И снова дразнящий холодок пробежал по спине, ибо слишком невероятным казалось совпадение его собственной детской сказки и чертежа на бронзовом теле птицы.

От звезды мысль перетекла к тополю — дереву его жизни, и он подумал, что давно не наведывался к нему и кто знает, быть может, этой зимой ему так же плохо, как и двойнику его — Веселову, и лишь одно он знал наверняка — не замерзнет тополь, не погибнет, дотянет до лучших времен, выйдет из спячки и начнет жить сначала.

9

…в глубоком дупле, поджав ноги, втянув головы в плечи, распушив перья, чтобы подольше сохранить тепло. Мыслей не было, вернее, не было слов. Темно и зябко. Он знал, что остался один, не похожий ни на одну птицу в огромном, протяжном пространстве тайги и тундры, куда бы ни залетал во время своих странствий. Он не понимал, что толкает его на эти долгие, утомительные полеты с ранней весны до поздней осени над бесконечно чужой территорией, потому что своей у него никогда не было. Его не прогоняли, даже весной, в разгар свадеб и любовной лихорадки, когда все птицы переполнялись горячей, пьянящей кровью. Он никому не мешал, но был чужим всем, сойки и сороки провожали его встревоженным криком, пернатая мелочь затихала в своих гнездах, когда он, вытянув две головы, расправив по ветру тяжелый хвост, пролетал над верхушками деревьев, молча, неторопливо, без видимой цели. Сначала — на север, до границы тундры с океаном, потом — ближе к осени — обратно, к белым вершинам гор. Здесь он пережидал зиму, в глубоком дупле, лишь изредка вылетал на поиски пищи, обычно в утренние часы, стараясь быть незаметным, от дерева к дереву, таясь в гуще кедровых ветвей, одна голова все время в движении, вторая неторопливо вылущивает кедровые орехи. Остальные часы сгущались, укорачивались, сжимались в полуспячке, когда одна голова за другой утыкались под крылья, в теплую и душную темноту.

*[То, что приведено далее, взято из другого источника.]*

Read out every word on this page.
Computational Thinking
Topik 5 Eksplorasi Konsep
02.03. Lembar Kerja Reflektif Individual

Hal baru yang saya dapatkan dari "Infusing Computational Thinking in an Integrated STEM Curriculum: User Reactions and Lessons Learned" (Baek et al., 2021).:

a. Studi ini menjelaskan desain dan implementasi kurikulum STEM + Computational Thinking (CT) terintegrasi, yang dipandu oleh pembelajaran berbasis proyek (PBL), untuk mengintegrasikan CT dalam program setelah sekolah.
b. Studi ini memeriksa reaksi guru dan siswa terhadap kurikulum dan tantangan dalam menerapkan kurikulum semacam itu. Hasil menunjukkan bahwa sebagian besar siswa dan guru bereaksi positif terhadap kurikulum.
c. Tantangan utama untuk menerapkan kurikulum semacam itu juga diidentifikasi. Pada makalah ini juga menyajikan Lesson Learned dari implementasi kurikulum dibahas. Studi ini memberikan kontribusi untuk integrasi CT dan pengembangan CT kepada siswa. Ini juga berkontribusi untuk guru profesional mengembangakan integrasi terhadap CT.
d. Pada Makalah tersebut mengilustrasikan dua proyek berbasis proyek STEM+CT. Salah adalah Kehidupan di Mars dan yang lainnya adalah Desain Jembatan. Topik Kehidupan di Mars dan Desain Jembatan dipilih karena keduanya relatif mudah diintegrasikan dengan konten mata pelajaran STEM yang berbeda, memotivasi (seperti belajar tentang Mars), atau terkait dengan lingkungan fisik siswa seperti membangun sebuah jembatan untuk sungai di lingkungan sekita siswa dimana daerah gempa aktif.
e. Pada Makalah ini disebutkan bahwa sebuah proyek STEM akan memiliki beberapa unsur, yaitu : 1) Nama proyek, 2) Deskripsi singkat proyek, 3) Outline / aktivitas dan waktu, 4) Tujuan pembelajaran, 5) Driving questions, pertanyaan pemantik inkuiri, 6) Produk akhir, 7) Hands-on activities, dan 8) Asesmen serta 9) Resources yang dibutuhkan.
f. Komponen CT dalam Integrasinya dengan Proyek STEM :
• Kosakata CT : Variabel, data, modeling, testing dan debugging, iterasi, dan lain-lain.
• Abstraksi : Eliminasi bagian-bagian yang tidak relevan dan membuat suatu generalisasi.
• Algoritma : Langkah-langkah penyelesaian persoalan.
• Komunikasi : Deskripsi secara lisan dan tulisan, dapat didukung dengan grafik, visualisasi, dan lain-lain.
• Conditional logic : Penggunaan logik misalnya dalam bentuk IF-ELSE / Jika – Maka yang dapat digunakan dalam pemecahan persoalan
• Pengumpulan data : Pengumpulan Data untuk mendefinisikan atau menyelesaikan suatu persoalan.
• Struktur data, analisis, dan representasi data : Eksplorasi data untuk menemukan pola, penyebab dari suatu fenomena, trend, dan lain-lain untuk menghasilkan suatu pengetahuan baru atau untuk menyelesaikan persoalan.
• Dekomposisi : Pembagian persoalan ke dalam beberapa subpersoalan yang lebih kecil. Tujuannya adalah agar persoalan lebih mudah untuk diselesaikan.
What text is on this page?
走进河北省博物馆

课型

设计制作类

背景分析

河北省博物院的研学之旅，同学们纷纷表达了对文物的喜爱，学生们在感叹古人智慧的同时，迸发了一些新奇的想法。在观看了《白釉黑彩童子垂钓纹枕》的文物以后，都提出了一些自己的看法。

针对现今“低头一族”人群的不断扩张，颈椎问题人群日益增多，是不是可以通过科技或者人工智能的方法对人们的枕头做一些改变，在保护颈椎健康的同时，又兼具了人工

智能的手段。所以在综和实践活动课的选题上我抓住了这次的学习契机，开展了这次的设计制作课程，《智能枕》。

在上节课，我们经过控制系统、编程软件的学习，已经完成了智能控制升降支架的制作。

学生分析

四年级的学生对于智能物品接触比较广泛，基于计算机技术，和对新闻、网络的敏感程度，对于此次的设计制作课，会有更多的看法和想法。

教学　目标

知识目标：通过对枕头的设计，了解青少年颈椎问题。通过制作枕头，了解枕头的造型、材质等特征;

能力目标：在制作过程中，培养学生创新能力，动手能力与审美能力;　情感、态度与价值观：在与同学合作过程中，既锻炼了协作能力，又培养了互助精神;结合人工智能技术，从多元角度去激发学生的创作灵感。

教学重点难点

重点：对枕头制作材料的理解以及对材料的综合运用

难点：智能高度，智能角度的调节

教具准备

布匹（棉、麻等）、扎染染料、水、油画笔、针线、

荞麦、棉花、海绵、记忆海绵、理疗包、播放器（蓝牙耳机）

На полпути от океана до гор лежала земля, которую он пролетал ранним летом и осенью, туда и обратно. Смутное беспокойство наполняло его, он знал, что тут может встретить тех, кто близок ему, в этом единственном месте, где две реки сливались в одну. Он задерживался здесь на несколько дней, упрямо кружа над скалистой стрелкой и хрипло выкрикивая позывные: «Я здесь, я здесь, отзовись, отзовись…» Он кричал попеременно то левым, то правым горлом, выводя одним из них непрерывную высокую трель, а другим разрывая воздух коротким низким клекотом. Никто не отзывался, никто не говорил на родном языке, и той частью своего сознания, что была спящим Веселовым, он понимал: одиночество беспросветно и надежды нет. Но краткой птичьей памятью он помнил и другое: большое гнездо, казавшееся границей мира, отца, мать, братьев и сестер, таких же, как он, — едва оперенных, пронзительно пищащих, широко раскрывающих свои два желтых рта навстречу клювам родителей. Он помнил и первый полет, шаткий и неуверенный, принесший ему скорее усталость, чем радость, но все же, все же… Он не знал причину, разделившую их навсегда; наступила осень, окрепшие крылья вынесли его на недосягаемую ранее высоту, и тут словно невидимый вихрь ударил его в живот, закружил, ослепил, увлек за собой и бросил полуживого на песчаной косе. Он выжил, но с тех пор, возвращаясь к месту былого гнездовья, он искал его, и не находил ни гнезда, ни родичей.